Parmantier modificò con alcune strategie la rappresentazione della patata nell’immaginario collettivo del popolo francese, che in occasione di crisi e carestia annoverava la patata nelle categorie non alimentari ovvero un “vegetale con proprietà velenose”. Parmantier con l’ausilio di Re Luigi XVI fece coltivare grandissime estensioni di patate nella periferia di Parigi e queste coltivazioni le fece sorvegliare da ronde di gendarmi. Di lì alla valorizzazione della patata ci fu poca distanza, vista l’associazione da parte del popolo francese ossia, coltivazioni sotto sorveglianza uguale coltivazioni pregiate. Fatto sta che la patata è diventata alimento presente in tutte le abitudini gastronomiche dei paesi europei.

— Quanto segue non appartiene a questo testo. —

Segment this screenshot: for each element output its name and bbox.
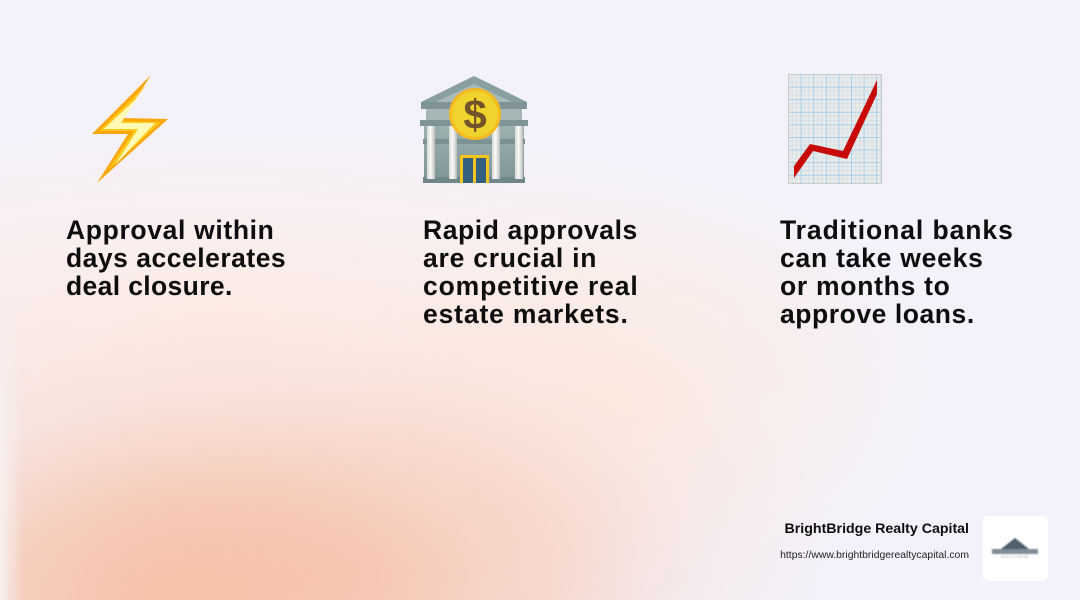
text block: rapid approvals [423,215,639,329]
logo mark [991,537,1039,559]
text block: rapid approvals: are crucial in [423,243,597,273]
background gradient [0,187,854,600]
logo card [983,516,1048,581]
text block: approval within days [66,215,286,301]
text block: rapid approvals: competitive real [423,271,639,301]
text block: rapid approvals: estate markets. [423,299,629,329]
text block: traditional banks: or months to [780,271,951,301]
text block: rapid approvals: Rapid approvals [423,215,638,245]
text block: traditional banks [780,215,1014,329]
text block: approval within days: Approval within [66,215,274,245]
text block: approval within days: deal closure. [66,271,233,301]
company name: BrightBridge Realty Capital [785,521,969,537]
text block: traditional banks: Traditional banks [780,215,1014,245]
text block: approval within days: days accelerates [66,243,286,273]
icon: bank building with dollar coin: $ [463,91,487,138]
text block: traditional banks: can take weeks [780,243,984,273]
company website url: https://www.brightbridgerealtycapital.com [780,550,969,561]
text block: traditional banks: approve loans. [780,299,975,329]
logo mark: REALTY CAPITAL [1001,555,1029,559]
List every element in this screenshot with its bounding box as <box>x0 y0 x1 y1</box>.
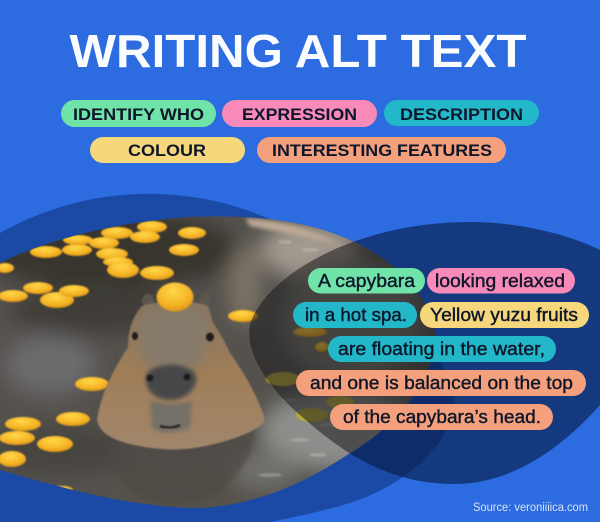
sentence tags <box>293 268 589 430</box>
category tags <box>61 100 539 163</box>
tag: expression <box>222 100 377 127</box>
yuzu fruits <box>0 221 354 494</box>
tag: expression: EXPRESSION <box>242 105 357 124</box>
source credit: Source: veroniiiica.com <box>473 502 588 514</box>
yuzu on head <box>156 282 194 312</box>
title: WRITING ALT TEXT <box>70 25 526 77</box>
sentence: description: in a hot spa. <box>305 305 407 325</box>
sentence: floating <box>328 336 556 362</box>
dark blue right blob <box>249 222 600 484</box>
tag: interesting features: INTERESTING FEATURES <box>272 141 492 160</box>
sentence: colour <box>420 302 589 328</box>
water sparkles <box>258 240 340 477</box>
sentence: balanced <box>296 370 586 396</box>
sentence: head: of the capybara’s head. <box>343 407 541 427</box>
sentence: who: A capybara <box>318 271 416 291</box>
tag: identify who <box>61 100 216 127</box>
sentence: description <box>293 302 417 328</box>
tag: identify who: IDENTIFY WHO <box>73 105 204 124</box>
dark blue left blob <box>0 194 455 522</box>
sentence: head <box>330 404 553 430</box>
sentence: who <box>308 268 425 294</box>
shadow of right blob over photo <box>249 242 435 454</box>
capybara reflection <box>216 432 254 484</box>
photo: capybara in hot spa with yuzu fruits <box>0 216 435 508</box>
tag: interesting features <box>257 137 506 163</box>
tag: description: DESCRIPTION <box>400 105 523 124</box>
sentence: expression <box>427 268 575 294</box>
sentence: colour: Yellow yuzu fruits <box>430 305 578 325</box>
capybara <box>97 292 265 449</box>
sentence: expression: looking relaxed <box>435 271 565 291</box>
tag: colour <box>90 137 245 163</box>
sentence: floating: are floating in the water, <box>338 339 545 359</box>
tag: colour: COLOUR <box>128 141 206 160</box>
rock edge top right <box>245 218 340 245</box>
tag: description <box>384 100 539 126</box>
blob overlap <box>350 362 456 477</box>
sentence: balanced: and one is balanced on the top <box>310 373 573 393</box>
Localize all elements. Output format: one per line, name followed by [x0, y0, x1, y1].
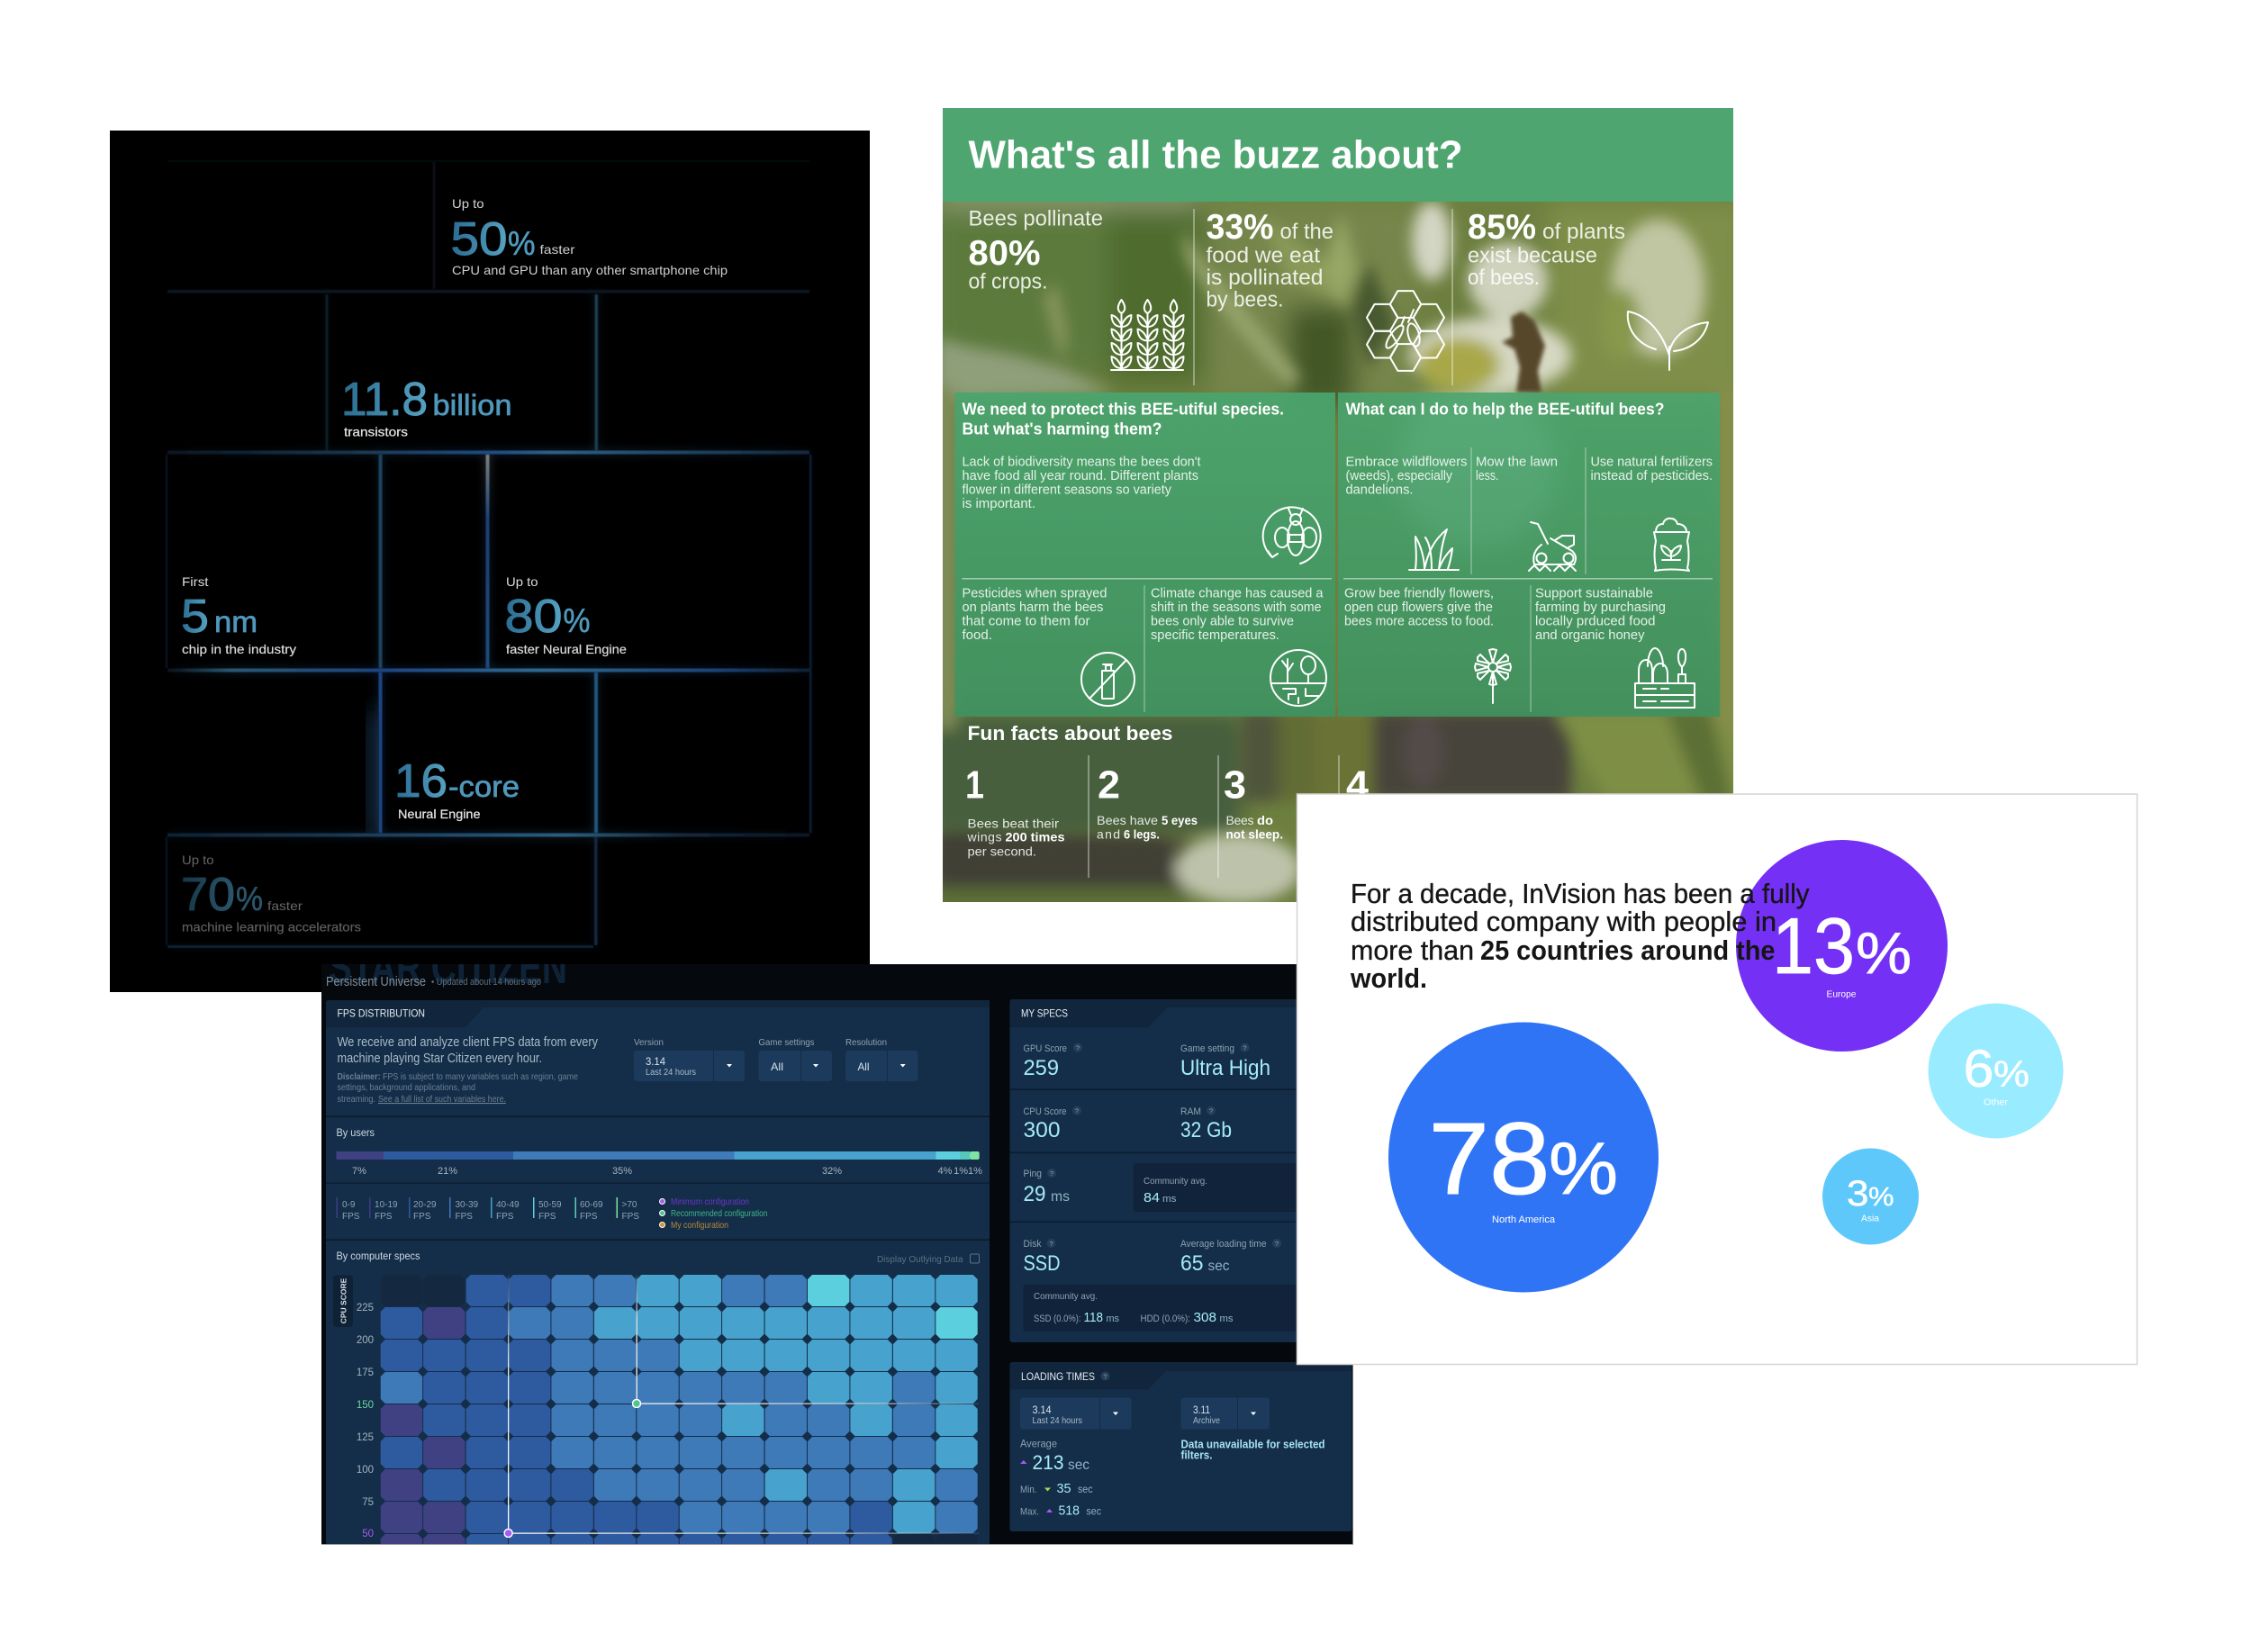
spec: average loading time: ?: [1275, 1240, 1279, 1248]
chart: by users stacked bar: 1%1%: [954, 1166, 982, 1177]
intro statement: world.: [1350, 962, 1427, 994]
chart: by computer specs heatmap: 225: [357, 1303, 374, 1313]
stat: 80 percent of crops: 80%: [969, 234, 1041, 273]
circle: Other 6 percent: Other: [1984, 1098, 2009, 1107]
spec: CPU score: ?: [1075, 1107, 1079, 1115]
text: natural fertilizers: [1590, 454, 1713, 483]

Nello stesso periodo l’agronoma comasca Teresa Castiglioni Ciceri valorizzò la coltivazione e quindi l’uso alimentare del popolo lombardo. Anche Alessandro Volta diede un forte contributo alla propagazione della patata. Diverse sono le tipologie di patate che possiamo reperire e uno dei criteri di classificazione è dato dal calore della pasta ossia: pasta bianca, gialla e rossa.

Chef Vincenzo Butticè

Alcune ricette

Insalata di piovra su letto di patata di Oreno passata e aromatizzata col basilico ligure

Ingredienti per 6 persone:

piovra snervata                        600 gr
patata di Oreno                        600 gr
latte intero                                 250 gr
limone                                       30 gr
sale                                            q.b.
pepe                                           q.b.
basilico fresco ligure              10 gr
olio extra vergine d’oliva         30 gr

Procedimento:

Bollire la piovra in acqua salata e acidulata col succo del limon, quando è pronta lasciarla riposare nell’acqua di cottura per 10 minuti;
Bollire le patate, con immersione in acqua fredda salata  e con la buccia;
Pelare le patate mentre sono ancora calde e passarle con il setaccio o il bimbi, aggiungere il latte caldo a 68° C e condire con sale e pepe tenere in caldo;
Tagliare la piovra dallo spessore preferito, se ancora calda anche spessa se è fredda sottile, e condirla con olio, basilico e aggiustare di sale.
Disporre la crema di patate nel piatto e adagiarvi sopra la piovra tagliata , rifinire con foglie di basilico e qualche pomodorino ciliegino o datterino tagliato a metà e non condito.

Piatto unico:

pasta con patate e luganega

Ingredienti per 6 persone:

Pennette di farro brianzolo      300 gr
Patata di Oreno                          600 gr
Luganega                                    240 gr
Scorzette di parmigiano            120 gr
Rosmarino                                  10 gr
Cipolla bionda                            30 gr
Brodo di gallina                          2 lt

Procedimento:

Pelare le patate e tagliarle grossolanamente e metterle a bagno in acqua fredda;
Sbocciare la cipolla e tagliarla a julienne
Ripulire la luganega dal budellino e tagliarla a coltello grossolanamente;
In una pentola capiente far rosolare la cipolla, con olio e la luganega;
Aggiungere le patate scolate;
Farle rosolare per qualche minuto e aggiungere il brodo di gallina;
Aggiungere le scorzette di parmigiano che servono solo per profumare;
Fare cuocere le patate sino a che il brodo sia evaporato per metà del suo volume;
Eliminare le scorzette e aggiungere la pasta nelle patate e farla cuocere per circa 10 minuti;
Spegnere la fiamma e fare riposare per 5 minuti;
Servire e guarnire con i rametti di rosmarino.